Tailwind 4.0 looks like it will be faster and better
Sergio Vergara
Sergio Vergara
April 29, 2024 — 3 minutes reading time
A new version of Tailwind 4.0 is coming soon
Photo by @Pankaj Patel on Unsplash
Tailwind is preparing a new high-performance engine for effective pakistan mobile numbers list Tailwind CSS, designed to simplify the developer experience and take advantage of how the web platform has evolved in recent years.
It's still early days and Tailwind has a lot of work to do , but they recently released progress and tagged the first public v4.0.0-alpha so you can start experimenting with it.
A new engine, built for speed
The new engine is a rewrite from scratch, using all the experience to date with the framework to better model improvements, making things faster with much less code.

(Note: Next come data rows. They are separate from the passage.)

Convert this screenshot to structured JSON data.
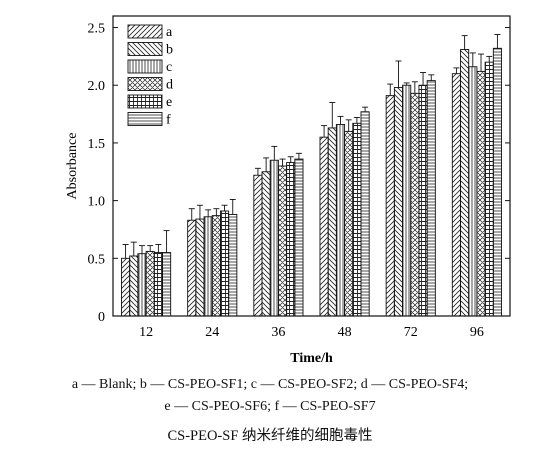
{
  "chart_data": {
    "type": "bar",
    "xlabel": "Time/h",
    "ylabel": "Absorbance",
    "categories": [
      "12",
      "24",
      "36",
      "48",
      "72",
      "96"
    ],
    "ylim": [
      0,
      2.6
    ],
    "yticks": [
      "0",
      "0.5",
      "1.0",
      "1.5",
      "2.0",
      "2.5"
    ],
    "legend_position": "top-left",
    "series": [
      {
        "name": "a",
        "values": [
          0.5,
          0.83,
          1.22,
          1.55,
          1.91,
          2.1
        ],
        "errors": [
          0.12,
          0.1,
          0.06,
          0.1,
          0.1,
          0.05
        ]
      },
      {
        "name": "b",
        "values": [
          0.52,
          0.84,
          1.25,
          1.63,
          1.98,
          2.31
        ],
        "errors": [
          0.12,
          0.12,
          0.12,
          0.22,
          0.23,
          0.12
        ]
      },
      {
        "name": "c",
        "values": [
          0.54,
          0.86,
          1.35,
          1.66,
          2.0,
          2.16
        ],
        "errors": [
          0.07,
          0.06,
          0.12,
          0.07,
          0.02,
          0.12
        ]
      },
      {
        "name": "d",
        "values": [
          0.56,
          0.87,
          1.3,
          1.6,
          1.93,
          2.12
        ],
        "errors": [
          0.05,
          0.06,
          0.06,
          0.1,
          0.1,
          0.15
        ]
      },
      {
        "name": "e",
        "values": [
          0.55,
          0.91,
          1.33,
          1.67,
          2.0,
          2.2
        ],
        "errors": [
          0.07,
          0.05,
          0.05,
          0.05,
          0.11,
          0.05
        ]
      },
      {
        "name": "f",
        "values": [
          0.55,
          0.88,
          1.36,
          1.77,
          2.04,
          2.32
        ],
        "errors": [
          0.19,
          0.13,
          0.05,
          0.04,
          0.05,
          0.12
        ]
      }
    ]
  },
  "caption": {
    "line1": "a — Blank; b — CS-PEO-SF1; c — CS-PEO-SF2; d — CS-PEO-SF4;",
    "line2": "e — CS-PEO-SF6; f — CS-PEO-SF7",
    "title": "CS-PEO-SF 纳米纤维的细胞毒性"
  }
}
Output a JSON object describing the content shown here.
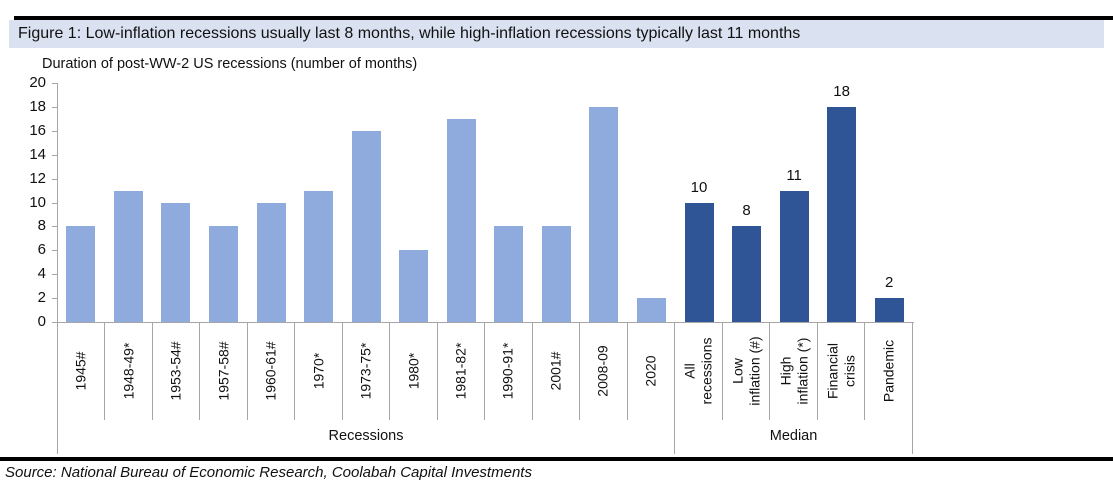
{
  "figure": {
    "title": "Figure 1: Low-inflation recessions usually last 8 months, while high-inflation recessions typically last 11 months"
  },
  "source": {
    "text": "Source: National Bureau of Economic Research, Coolabah Capital Investments"
  },
  "colors": {
    "title_bg": "#dae2f1",
    "rule": "#000000",
    "axis": "#a6a6a6",
    "recession_bar": "#8faadc",
    "median_bar": "#2f5597",
    "text": "#111111"
  },
  "chart_data": {
    "type": "bar",
    "title": "Duration of post-WW-2 US recessions (number of months)",
    "xlabel": "",
    "ylabel": "",
    "ylim": [
      0,
      20
    ],
    "ytick_step": 2,
    "grid": false,
    "legend": false,
    "groups": [
      {
        "label": "Recessions",
        "color": "#8faadc",
        "show_value_labels": false,
        "bars": [
          {
            "label": "1945#",
            "value": 8
          },
          {
            "label": "1948-49*",
            "value": 11
          },
          {
            "label": "1953-54#",
            "value": 10
          },
          {
            "label": "1957-58#",
            "value": 8
          },
          {
            "label": "1960-61#",
            "value": 10
          },
          {
            "label": "1970*",
            "value": 11
          },
          {
            "label": "1973-75*",
            "value": 16
          },
          {
            "label": "1980*",
            "value": 6
          },
          {
            "label": "1981-82*",
            "value": 17
          },
          {
            "label": "1990-91*",
            "value": 8
          },
          {
            "label": "2001#",
            "value": 8
          },
          {
            "label": "2008-09",
            "value": 18
          },
          {
            "label": "2020",
            "value": 2
          }
        ]
      },
      {
        "label": "Median",
        "color": "#2f5597",
        "show_value_labels": true,
        "bars": [
          {
            "label": "All recessions",
            "label_lines": [
              "All",
              "recessions"
            ],
            "value": 10
          },
          {
            "label": "Low inflation (#)",
            "label_lines": [
              "Low",
              "inflation (#)"
            ],
            "value": 8
          },
          {
            "label": "High inflation (*)",
            "label_lines": [
              "High",
              "inflation (*)"
            ],
            "value": 11
          },
          {
            "label": "Financial crisis",
            "label_lines": [
              "Financial",
              "crisis"
            ],
            "value": 18
          },
          {
            "label": "Pandemic",
            "label_lines": [
              "Pandemic"
            ],
            "value": 2
          }
        ]
      }
    ]
  }
}
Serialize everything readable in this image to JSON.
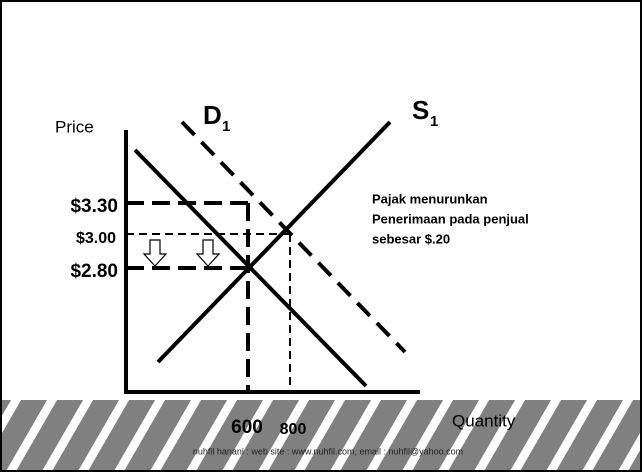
{
  "axes": {
    "y_label": "Price",
    "x_label": "Quantity"
  },
  "curves": [
    {
      "label": "D",
      "subscript": "1"
    },
    {
      "label": "S",
      "subscript": "1"
    }
  ],
  "price_labels": [
    "$3.30",
    "$3.00",
    "$2.80"
  ],
  "quantity_labels": [
    "600",
    "800"
  ],
  "annotation": [
    "Pajak menurunkan",
    "Penerimaan pada penjual",
    "sebesar $.20"
  ],
  "footer": "nuhfil hanani : web site : www.nuhfil.com, email : nuhfil@yahoo.com"
}
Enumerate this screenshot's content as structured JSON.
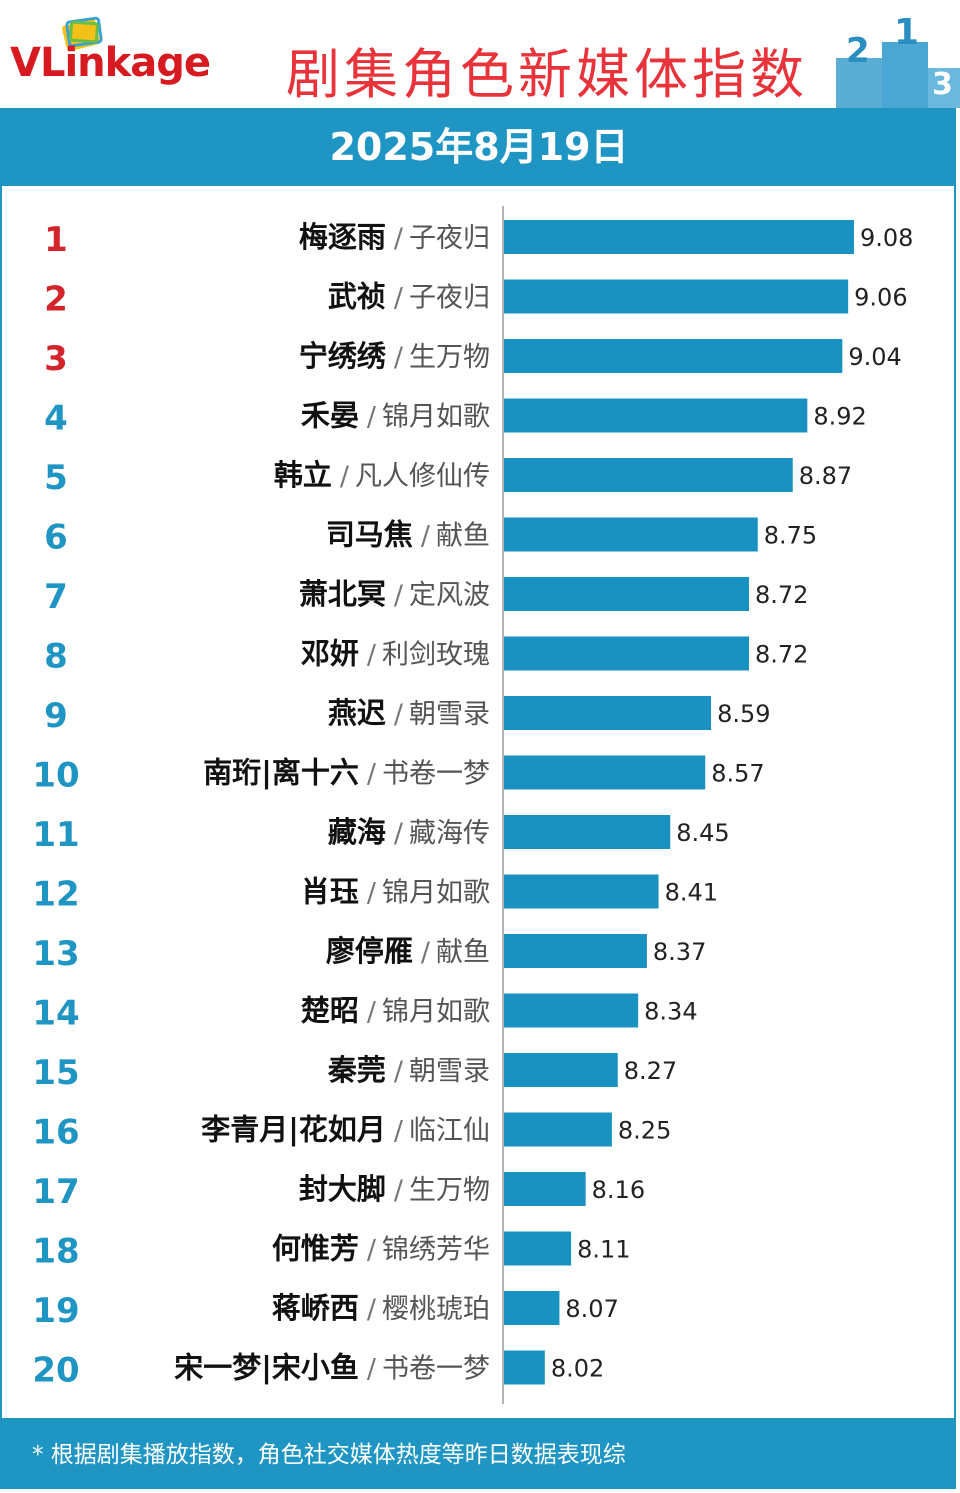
{
  "header": {
    "logo_text_v": "V",
    "logo_text_rest": "Linkage",
    "title": "剧集角色新媒体指数",
    "date": "2025年8月19日"
  },
  "footer": {
    "note": "* 根据剧集播放指数，角色社交媒体热度等昨日数据表现综"
  },
  "colors": {
    "accent": "#1f95c4",
    "bar": "#1a92c1",
    "title_red": "#e8333a",
    "top3_rank": "#d3232b",
    "rank_blue": "#1f95c4"
  },
  "chart_data": {
    "type": "bar",
    "orientation": "horizontal",
    "title": "剧集角色新媒体指数",
    "subtitle": "2025年8月19日",
    "xlabel": "",
    "ylabel": "",
    "separator": "/",
    "items": [
      {
        "rank": "1",
        "name": "梅逐雨",
        "drama": "子夜归",
        "value": 9.08
      },
      {
        "rank": "2",
        "name": "武祯",
        "drama": "子夜归",
        "value": 9.06
      },
      {
        "rank": "3",
        "name": "宁绣绣",
        "drama": "生万物",
        "value": 9.04
      },
      {
        "rank": "4",
        "name": "禾晏",
        "drama": "锦月如歌",
        "value": 8.92
      },
      {
        "rank": "5",
        "name": "韩立",
        "drama": "凡人修仙传",
        "value": 8.87
      },
      {
        "rank": "6",
        "name": "司马焦",
        "drama": "献鱼",
        "value": 8.75
      },
      {
        "rank": "7",
        "name": "萧北冥",
        "drama": "定风波",
        "value": 8.72
      },
      {
        "rank": "8",
        "name": "邓妍",
        "drama": "利剑玫瑰",
        "value": 8.72
      },
      {
        "rank": "9",
        "name": "燕迟",
        "drama": "朝雪录",
        "value": 8.59
      },
      {
        "rank": "10",
        "name": "南珩|离十六",
        "drama": "书卷一梦",
        "value": 8.57
      },
      {
        "rank": "11",
        "name": "藏海",
        "drama": "藏海传",
        "value": 8.45
      },
      {
        "rank": "12",
        "name": "肖珏",
        "drama": "锦月如歌",
        "value": 8.41
      },
      {
        "rank": "13",
        "name": "廖停雁",
        "drama": "献鱼",
        "value": 8.37
      },
      {
        "rank": "14",
        "name": "楚昭",
        "drama": "锦月如歌",
        "value": 8.34
      },
      {
        "rank": "15",
        "name": "秦莞",
        "drama": "朝雪录",
        "value": 8.27
      },
      {
        "rank": "16",
        "name": "李青月|花如月",
        "drama": "临江仙",
        "value": 8.25
      },
      {
        "rank": "17",
        "name": "封大脚",
        "drama": "生万物",
        "value": 8.16
      },
      {
        "rank": "18",
        "name": "何惟芳",
        "drama": "锦绣芳华",
        "value": 8.11
      },
      {
        "rank": "19",
        "name": "蒋峤西",
        "drama": "樱桃琥珀",
        "value": 8.07
      },
      {
        "rank": "20",
        "name": "宋一梦|宋小鱼",
        "drama": "书卷一梦",
        "value": 8.02
      }
    ],
    "axis_min": 7.88,
    "axis_max": 9.08
  }
}
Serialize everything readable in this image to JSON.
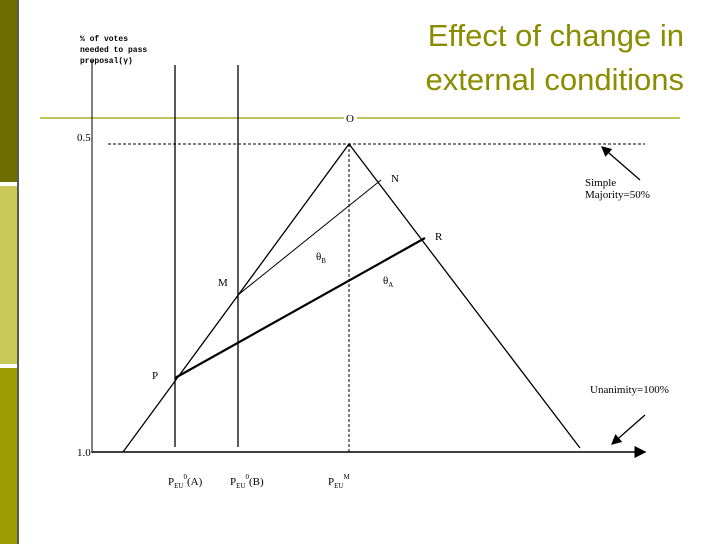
{
  "header": {
    "title_lines": [
      "Effect of change in",
      "external conditions"
    ]
  },
  "diagram": {
    "y_axis_label": [
      "% of votes",
      "needed to pass",
      "proposal(γ)"
    ],
    "y_labels": [
      "0.5",
      "1.0"
    ],
    "points": {
      "O": "O",
      "N": "N",
      "R": "R",
      "M": "M",
      "P": "P"
    },
    "angles": [
      {
        "base": "θ",
        "sub": "B"
      },
      {
        "base": "θ",
        "sub": "A"
      }
    ],
    "annotations": [
      {
        "lines": [
          "Simple",
          "Majority=50%"
        ]
      },
      {
        "lines": [
          "Unanimity=100%"
        ]
      }
    ],
    "x_labels": [
      {
        "base": "P",
        "sub": "EU",
        "sup": "0",
        "suffix": "(A)"
      },
      {
        "base": "P",
        "sub": "EU",
        "sup": "0",
        "suffix": "(B)"
      },
      {
        "base": "P",
        "sub": "EU",
        "sup": "M",
        "suffix": ""
      }
    ]
  }
}
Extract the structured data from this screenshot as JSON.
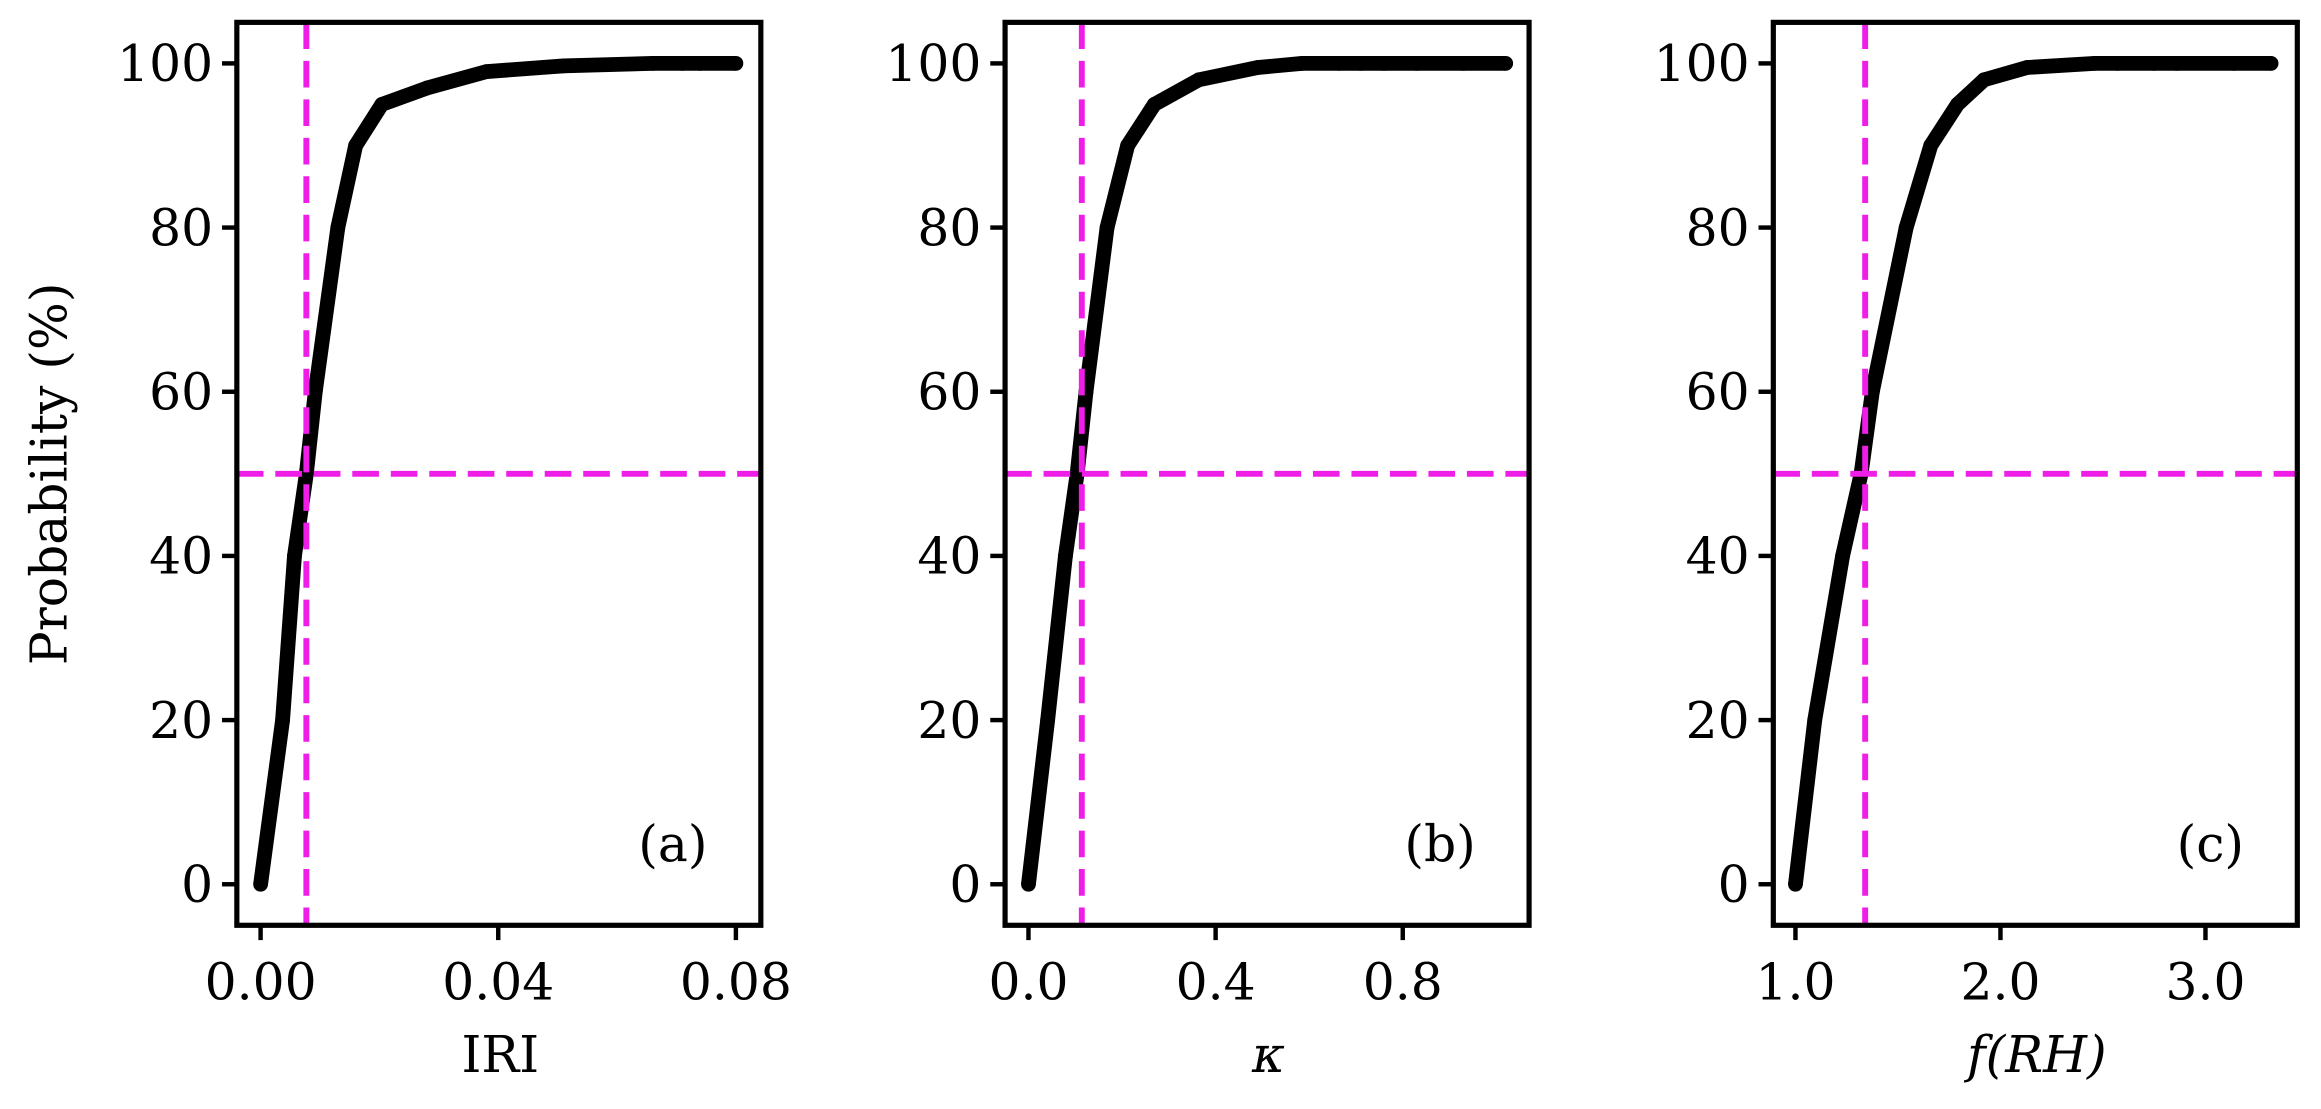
{
  "chart_data": [
    {
      "type": "scatter",
      "xlabel": "IRI",
      "ylabel": "Probability (%)",
      "annotation": "(a)",
      "color": "#000000",
      "ref_color": "#ee1ee8",
      "x": [
        0.0,
        0.0037,
        0.0057,
        0.0077,
        0.0092,
        0.013,
        0.016,
        0.0204,
        0.028,
        0.038,
        0.051,
        0.066,
        0.071,
        0.074,
        0.08
      ],
      "values": [
        0,
        20,
        40,
        50,
        60,
        80,
        90,
        95,
        97,
        99,
        99.7,
        100,
        100,
        100,
        100
      ],
      "xlim": [
        -0.004,
        0.0842
      ],
      "ylim": [
        -5,
        105
      ],
      "xticks": [
        {
          "value": 0,
          "label": "0.00"
        },
        {
          "value": 0.04,
          "label": "0.04"
        },
        {
          "value": 0.08,
          "label": "0.08"
        }
      ],
      "yticks": [
        0,
        20,
        40,
        60,
        80,
        100
      ],
      "reference_lines": {
        "x": 0.0077,
        "y": 50
      }
    },
    {
      "type": "scatter",
      "xlabel": "κ",
      "annotation": "(b)",
      "color": "#000000",
      "ref_color": "#ee1ee8",
      "x": [
        0.0,
        0.041,
        0.079,
        0.104,
        0.123,
        0.168,
        0.212,
        0.269,
        0.364,
        0.49,
        0.585,
        0.664,
        0.71,
        0.76,
        0.83,
        0.93,
        1.02
      ],
      "values": [
        0,
        20,
        40,
        50,
        60,
        80,
        90,
        95,
        98,
        99.5,
        100,
        100,
        100,
        100,
        100,
        100,
        100
      ],
      "xlim": [
        -0.05,
        1.07
      ],
      "ylim": [
        -5,
        105
      ],
      "xticks": [
        {
          "value": 0,
          "label": "0.0"
        },
        0.4,
        0.8
      ],
      "yticks": [
        0,
        20,
        40,
        60,
        80,
        100
      ],
      "reference_lines": {
        "x": 0.114,
        "y": 50
      }
    },
    {
      "type": "scatter",
      "xlabel": "f(RH)",
      "annotation": "(c)",
      "color": "#000000",
      "ref_color": "#ee1ee8",
      "x": [
        1.0,
        1.094,
        1.23,
        1.32,
        1.375,
        1.54,
        1.66,
        1.79,
        1.92,
        2.13,
        2.46,
        2.57,
        2.75,
        2.86,
        3.14,
        3.32
      ],
      "values": [
        0,
        20,
        40,
        50,
        60,
        80,
        90,
        95,
        98,
        99.5,
        100,
        100,
        100,
        100,
        100,
        100
      ],
      "xlim": [
        0.892,
        3.448
      ],
      "ylim": [
        -5,
        105
      ],
      "xticks": [
        {
          "value": 1,
          "label": "1.0"
        },
        {
          "value": 2,
          "label": "2.0"
        },
        {
          "value": 3,
          "label": "3.0"
        }
      ],
      "yticks": [
        0,
        20,
        40,
        60,
        80,
        100
      ],
      "reference_lines": {
        "x": 1.34,
        "y": 50
      }
    }
  ]
}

Up to 10x faster: You can create a full Tailwind CSS website build in 105ms instead of 960ms, or with the Catalyst UI Kit in 55ms instead of 341ms.
Reduced weight: The new engine is more than 35% smaller once installed.
Rust where it counts: We've migrated some of the most parallelizable parts of the framework to Rust, while keeping the core of the framework in TypeScript for greater extensibility.
Only one dependency: The only thing the new engine depends on is Lightning CSS.
Custom Parser: The developers of the new Tailwind wrote their own CSS parser and designed their own data structure tailored to new needs, making parsing twice as fast as PostCSS.
Designed for the modern web
We're looking ahead to Tailwind CSS v4 and the team is looking to build a framework that feels cutting edge for years to come.
Native Cascading Layers – We now use real @layerrules, which solves a ton of specificity issues we’ve struggled with in the past.
Explicitly defined custom properties: We use @property to define internal custom properties with appropriate types and constraints, allowing us to do things like transition background gradients.
Using color-mix for opacity modifiers: Makes it easier than ever to use opacity modifier syntax when using CSS variables for colors, or even adjusting the opacity of currentColor.
Container queries in core: Added support for container queries directly to core, with new @min-* and @max-* variants for container query ranges.
Work is also underway to update the color palette with a wider range of colors and introduce support for other modern CSS features like @starting-style , anchor positioning, and more.